Francisco Martins Rodrigues

Na ausência duma força social aglutinadora e dum objectivo político definido, a oposição a Cavaco poderá aportar a estranhas praias.

Não foi fácil para o governo o ano que agora finda: agitação estudantil um pouco por todo o país, protestos de agricultores e pes­cadores, a espectacular “revolta” da Ponte, acções locais contra a degradação do ambien­te – são sinais certos dum mal-estar que vai alastrando a vastas camadas da população, à medida que se quebra o encanto da “eficá­cia” cavaquista e vai fugindo à nossa frente a tão prometida “retoma”; desencanto que se ex­primiu também na abstenção-recorde nas elei­ções do Parlamento Europeu, que nem por ser silenciosa deixou de constituir um sério aviso à classe política.

Salta aos olhos nestes movimentos a sua tendência para se desvincularem dos parti­dos.
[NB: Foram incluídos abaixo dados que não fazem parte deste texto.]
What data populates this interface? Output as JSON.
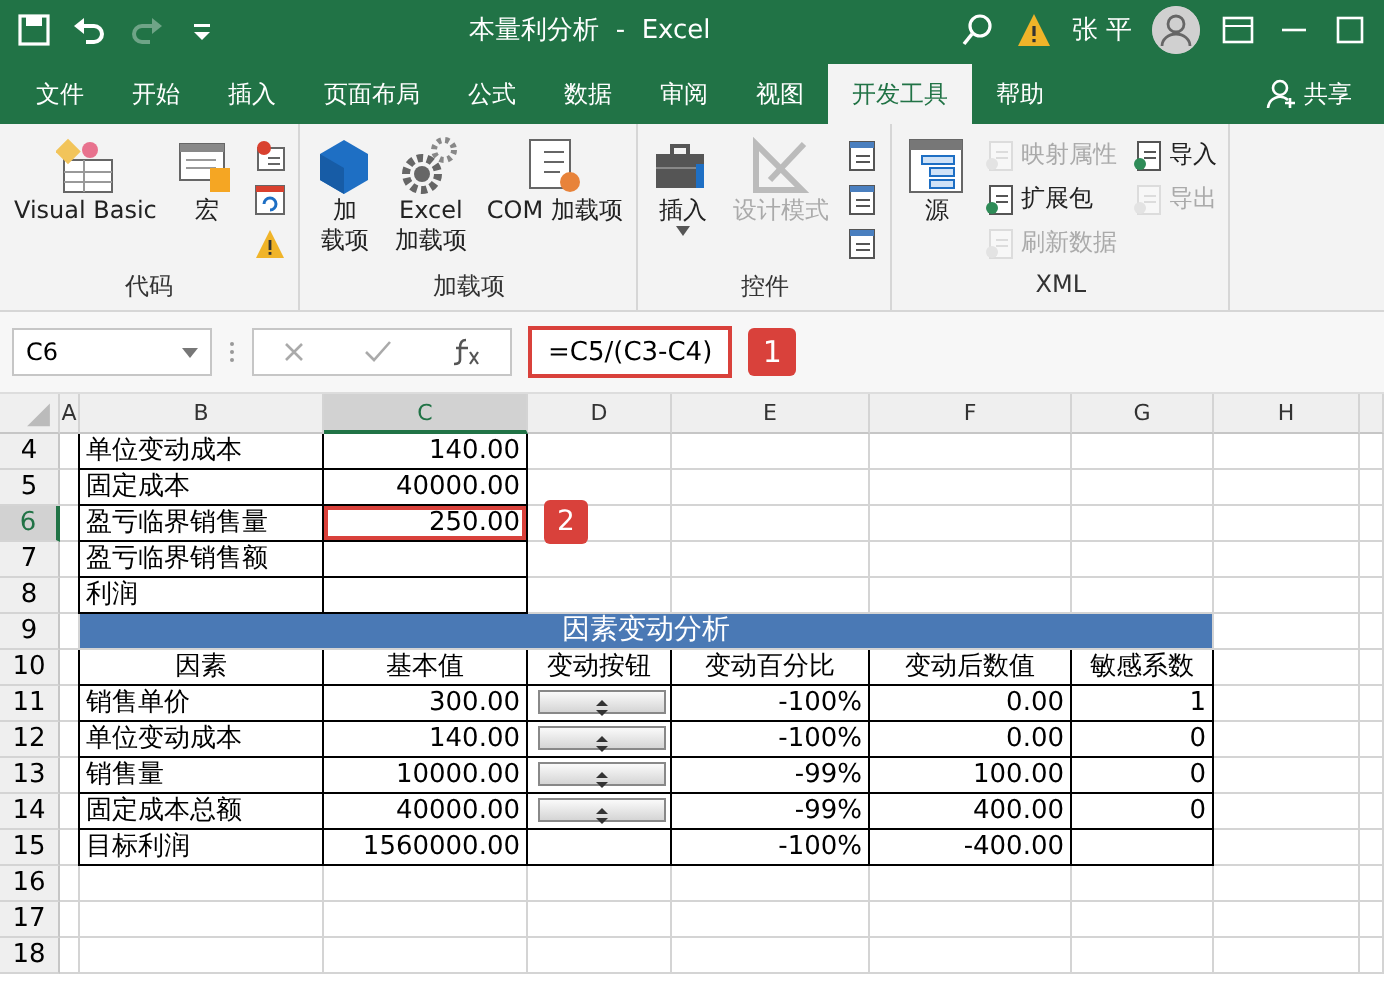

Em parte, porque estes, envolvidos na intriga e na corrupção, têm perdido a capaci­dade de mobilização e só acordam quando as lutas estão na rua; mas também porque a agitação tem uma carga de desconfiança es­pontânea contra “os chulos dos políticos”. Foi evidente, na “guerra” da ponte, o retrai­mento e a debandada, logo que os partidos oposicionistas, e particularmente o PS, tenta­ram capitalizar o protesto.

0 segundo aspecto marcante dos movi­mentos do ano é a fraca participação operá­ria, o que pode parecer surpreendente, pois se a pequena burguesia e o semiproletariado têm motivos para se alarmar com o desemprego e a insegurança, muitos mais têm os proletá­rios. Acontece que as acções operárias tive­ram escassa repercussão devido à espécie de pacto de silêncio adoptado pela comunicação social em tudo o que se refere a questões la­borais, mas foram efectivamente restritas, lo­calizadas, apagadas, defensivas, ao contrário do que afirmam o PCP e a CGTP. A hiberna­ção do movimento operário, resultante das derrotas políticas que se sabem e duma pro­funda reestruturação, é por enquanto um facto.

Entramos assim em 95 com uma oposição anticavaquista em crescimento, dominada por uma insatisfação confusa, vasta, mas sem uma força social aglutinadora. Em princípio, isto seria favorável ao tipo de demagogia “popular e republicana” que o PS tão bem praticou noutras alturas. Mas é preciso ter em conta que as classes médias, que dão o tom ao movimento, são hostis a qualquer suspeita de populismo. Querem o “desenvolvimentis- mo” desde que lhes garanta um lugar ao sol. E nesse plano, por mais que Guterres se des­dobre em críticas eloquentes à governação cavaquista, ele não consegue criar a ilusão sequer duma alternativa. Todos sentem que, em termos de política “europeia”, “moderna”, dos dois, o PSD é o original, e o PS apenas a cópia, pálida e pouco convincente (inclusive para os comissários europeus).

Nestas condições, uma vitória do PS, apoiado ou não no PC, será uma mudança do pessoal político, com muita demagogia a cobrir a continuidade. Também não se pode excluir a hipótese de, ao longo do próximo ano, o governo conseguir, com todo o género de manobras e subornos em que se tornou exímio, digerir esta oposição, instável por natureza, e conseguir nova vitória para o PSD em Outubro. Ou, se a tarefa exceder as capacidades do nosso desgastado “mago das finanças”, poderíamos ver emergir, de dentro do PSD e do CDS, uma outra AD, a nova direita que Manuel Monteiro não tem sido capaz de dar à luz. Teríamos então em 95 “um novo governo e uma nova política”, mas duma qualidade bem diferente da que o PCP não se cansa de pedir.

Resumindo: se as fábricas não surgirem em cena, fazendo das fraquezas forças, a actual onda oposicionista pode acabar da pior maneira.